教えることよりも大事なこととは?

学生

こんにちは。スクールIE原田校で講師をしている篠崎です。

今回は、私が授業中、授業外問わず大切にしている“指導の方法”を1つ、ご紹介させていただきたいと思います。

それは、”教えることより、気づかせること”です。

教わっただけでは、定着しない!

塾の授業、と聞いて、皆さんはどんなイメージが浮かぶでしょうか。

生徒をぐいぐい引っ張っていく熱血授業もあれば、スマートに要点をまとめて教えるテクニカルな授業もあるでしょう。

いろんな授業のやり方があると思いますが、どんな授業でも、“教えること”が中核にあるのは変わりないと思います。

私の授業でも、それは変わりません。数学の公式も、理科の知識も、教わっていないことはわかるはずもありません。

しかし、“教わっただけのこと”は、なかなか定着しません。

 

子供たちを見ていると、授業で教えられてすぐのころはなかなかうまく解けないものです。練習して、つまづいて、また解説を受けて、また練習して、というサイクルを繰り返すことでだんだんと授業の内容が定着していきます。

これは仕事でも同じことです。上司や先輩から教わり、チャレンジして、うまくいかなかったら工夫して、わからなくなったら聞きに行って……ということを繰り返して、だんだんと熟練していくものです。

仕事の熟練というのは一生かけてやっていくものですが、子供達には“定期テスト”という締め切りが立ちはだかります。

締め切りに間に合わせるために、サイクルをどうにかして短くすることはできないでしょうか。

“気づいたこと”は記憶に残る!

そのサイクルを短くするためのキーポイントが“気づくこと”です。

人から教えられたことよりも、自分が気づいたことのほうが強く印象に残る、といった経験はありませんか?

それは、“考える→気づく”というプロセスを経ているから、強く印象に残るのです。

つまり、“努力する→結果が出る”という小さな成功体験こそが、定着のカギなのです。

その“気づき”を引き出すことを、大切にしています。

 

実際の授業では、考える材料が出そろった状態で「何か気づくことない?」と直接的に聞いてみたり、あえてすべてを教えないまま問題を解かせて、「どうやったら解けるかな?」と聞いてみたりしています。
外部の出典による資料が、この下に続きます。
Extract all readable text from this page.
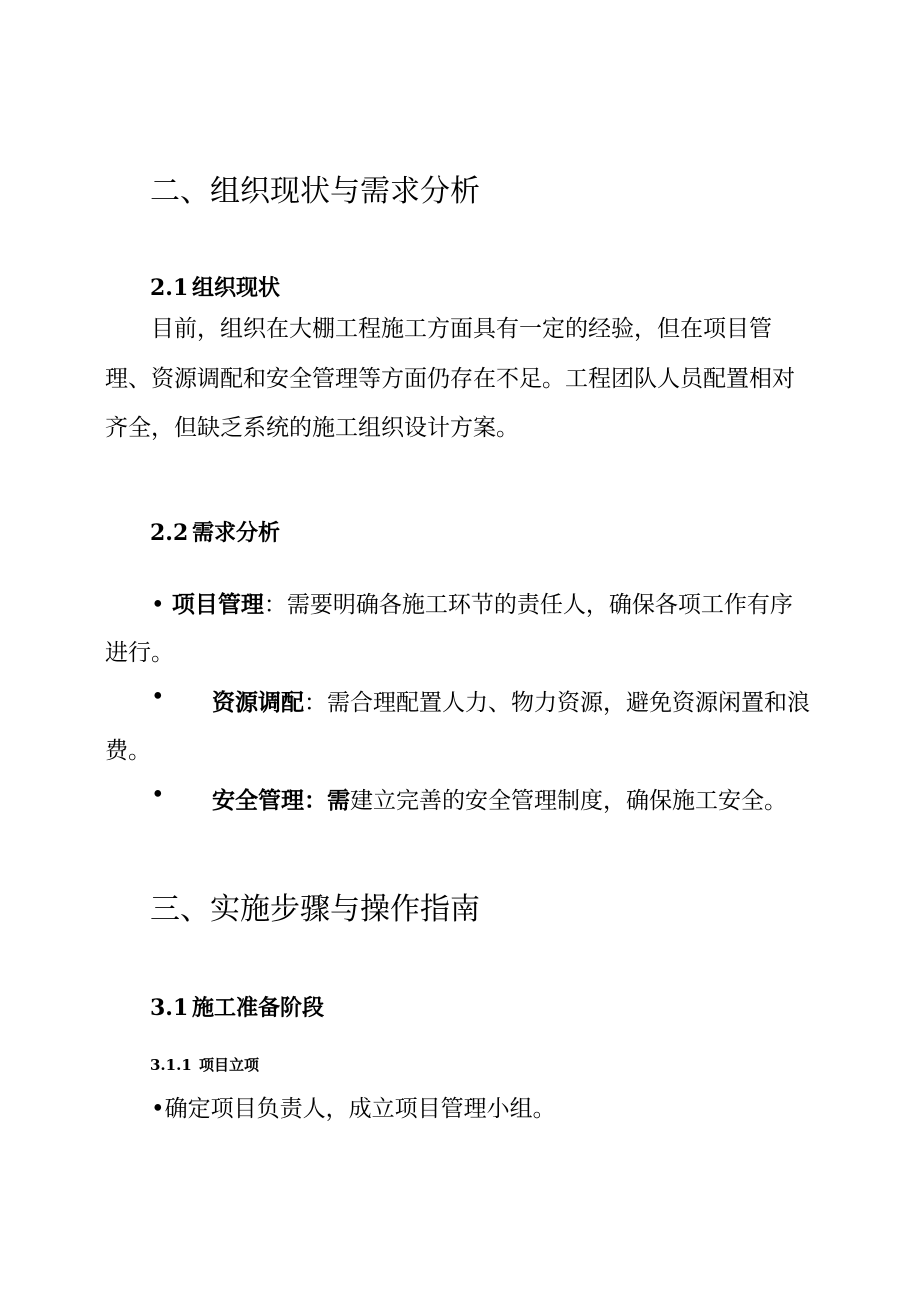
二、组织现状与需求分析
2.1 组织现状
目前，组织在大棚工程施工方面具有一定的经验，但在项目管
理、资源调配和安全管理等方面仍存在不足。工程团队人员配置相对
齐全，但缺乏系统的施工组织设计方案。
2.2 需求分析
• 项目管理：需要明确各施工环节的责任人，确保各项工作有序
进行。
• 资源调配：需合理配置人力、物力资源，避免资源闲置和浪
费。
• 安全管理：需建立完善的安全管理制度，确保施工安全。
三、实施步骤与操作指南
3.1 施工准备阶段
3.1.1 项目立项
•确定项目负责人，成立项目管理小组。
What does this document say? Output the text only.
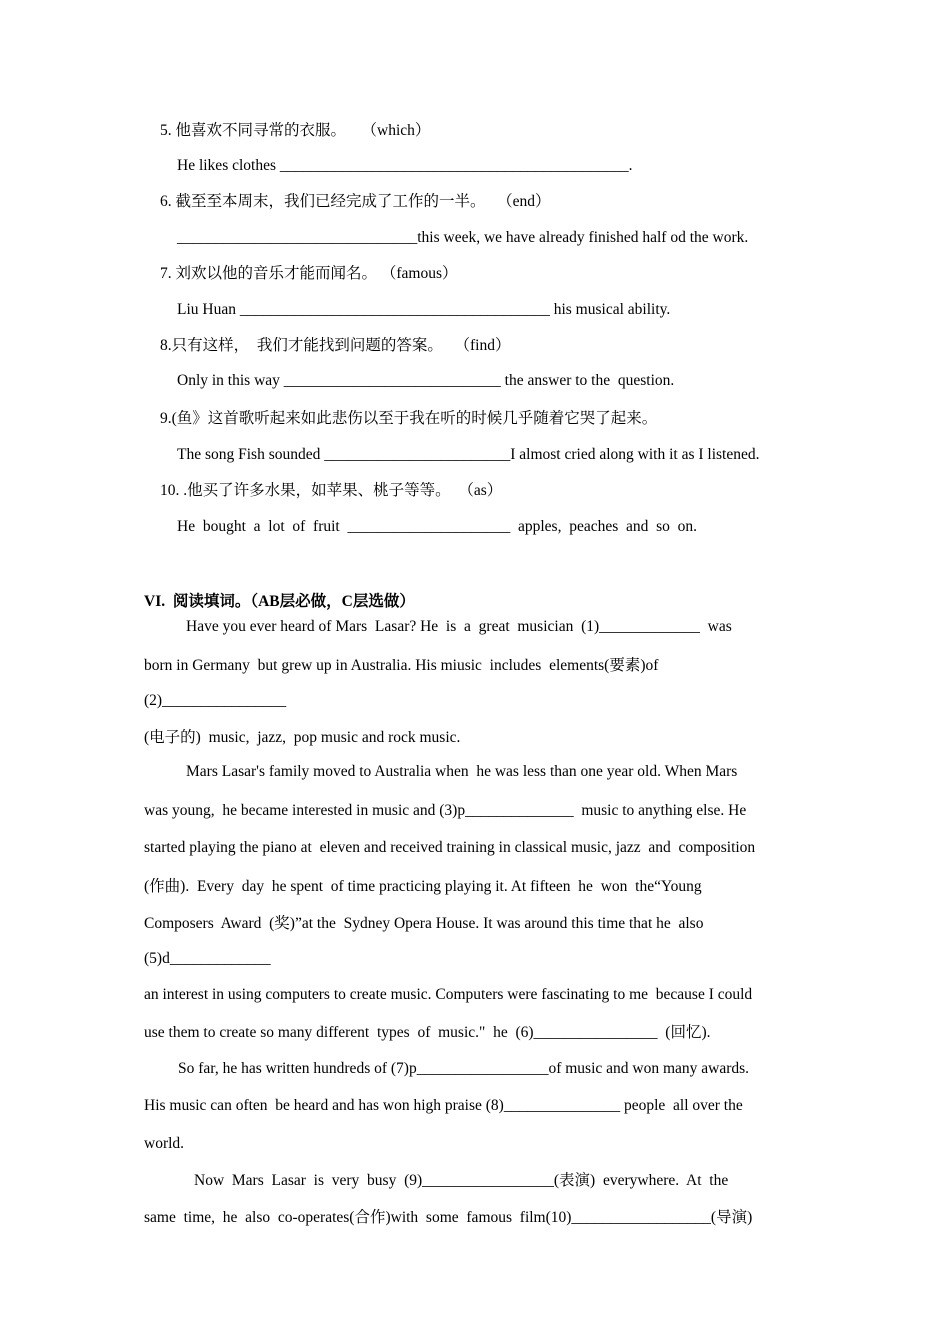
5. 他喜欢不同寻常的衣服。    （which）
He likes clothes _____________________________________________.
6. 截至至本周末，我们已经完成了工作的一半。   （end）
_______________________________this week, we have already finished half od the work.
7. 刘欢以他的音乐才能而闻名。 （famous）
Liu Huan ________________________________________ his musical ability.
8.只有这样，  我们才能找到问题的答案。   （find）
Only in this way ____________________________ the answer to the  question.
9.(鱼》这首歌听起来如此悲伤以至于我在听的时候几乎随着它哭了起来。
The song Fish sounded ________________________I almost cried along with it as I listened.
10. .他买了许多水果，如苹果、桃子等等。  （as）
He  bought  a  lot  of  fruit  _____________________  apples,  peaches  and  so  on.
VI.  阅读填词。（AB层必做，C层选做）
Have you ever heard of Mars  Lasar? He  is  a  great  musician  (1)_____________  was
born in Germany  but grew up in Australia. His miusic  includes  elements(要素)of
(2)________________
(电子的)  music,  jazz,  pop music and rock music.
Mars Lasar's family moved to Australia when  he was less than one year old. When Mars
was young,  he became interested in music and (3)p______________  music to anything else. He
started playing the piano at  eleven and received training in classical music, jazz  and  composition
(作曲).  Every  day  he spent  of time practicing playing it. At fifteen  he  won  the“Young
Composers  Award  (奖)”at the  Sydney Opera House. It was around this time that he  also
(5)d_____________
an interest in using computers to create music. Computers were fascinating to me  because I could
use them to create so many different  types  of  music."  he  (6)________________  (回忆).
So far, he has written hundreds of (7)p_________________of music and won many awards.
His music can often  be heard and has won high praise (8)_______________ people  all over the
world.
Now  Mars  Lasar  is  very  busy  (9)_________________(表演)  everywhere.  At  the
same  time,  he  also  co-operates(合作)with  some  famous  film(10)__________________(导演)
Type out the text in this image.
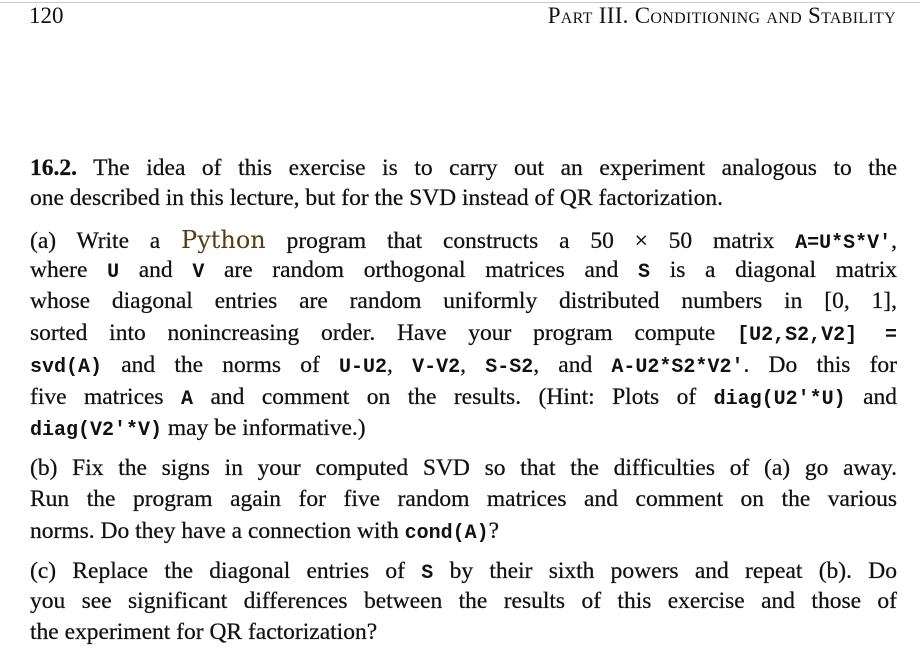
120	Part III. Conditioning and Stability
16.2. The idea of this exercise is to carry out an experiment analogous to the
one described in this lecture, but for the SVD instead of QR factorization.
(a) Write a Python program that constructs a 50 × 50 matrix A=U*S*V',
where U and V are random orthogonal matrices and S is a diagonal matrix
whose diagonal entries are random uniformly distributed numbers in [0, 1],
sorted into nonincreasing order. Have your program compute [U2,S2,V2] =
svd(A) and the norms of U-U2, V-V2, S-S2, and A-U2*S2*V2'. Do this for
five matrices A and comment on the results. (Hint: Plots of diag(U2'*U) and
diag(V2'*V) may be informative.)
(b) Fix the signs in your computed SVD so that the difficulties of (a) go away.
Run the program again for five random matrices and comment on the various
norms. Do they have a connection with cond(A)?
(c) Replace the diagonal entries of S by their sixth powers and repeat (b). Do
you see significant differences between the results of this exercise and those of
the experiment for QR factorization?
少し時間のかかる指導方法ではありますが、定着するまでのサイクルを短くできれば、トータルでプラスになるはずです。

 

これは授業外でも同じようにしています。進路の相談、室長への連絡・報告など、子供にとって“どうやったらいいかよくわからないこと”というのは身の回りにたくさんあります。そのときも、「こういうふうにするんだよ」と教えてしまうのではなく、

「将来○○になるにはどういう学校に行ったらいいのかな」「どんなふうに言ったら室長にちゃんと伝わるかな」

と、子供たちが考える余地を残すようにしています。

“気づく”余地を残してあげる

授業の内容を、よりスムーズに定着させるためのキーポイントは、“きづかせること”。

もし共感していただけるのなら、お子さんに何かを教えるときにはぜひ、一から十まで教えてしまうのではなく、子供たちが“自分で気づく”余地を残していただけたらと思います。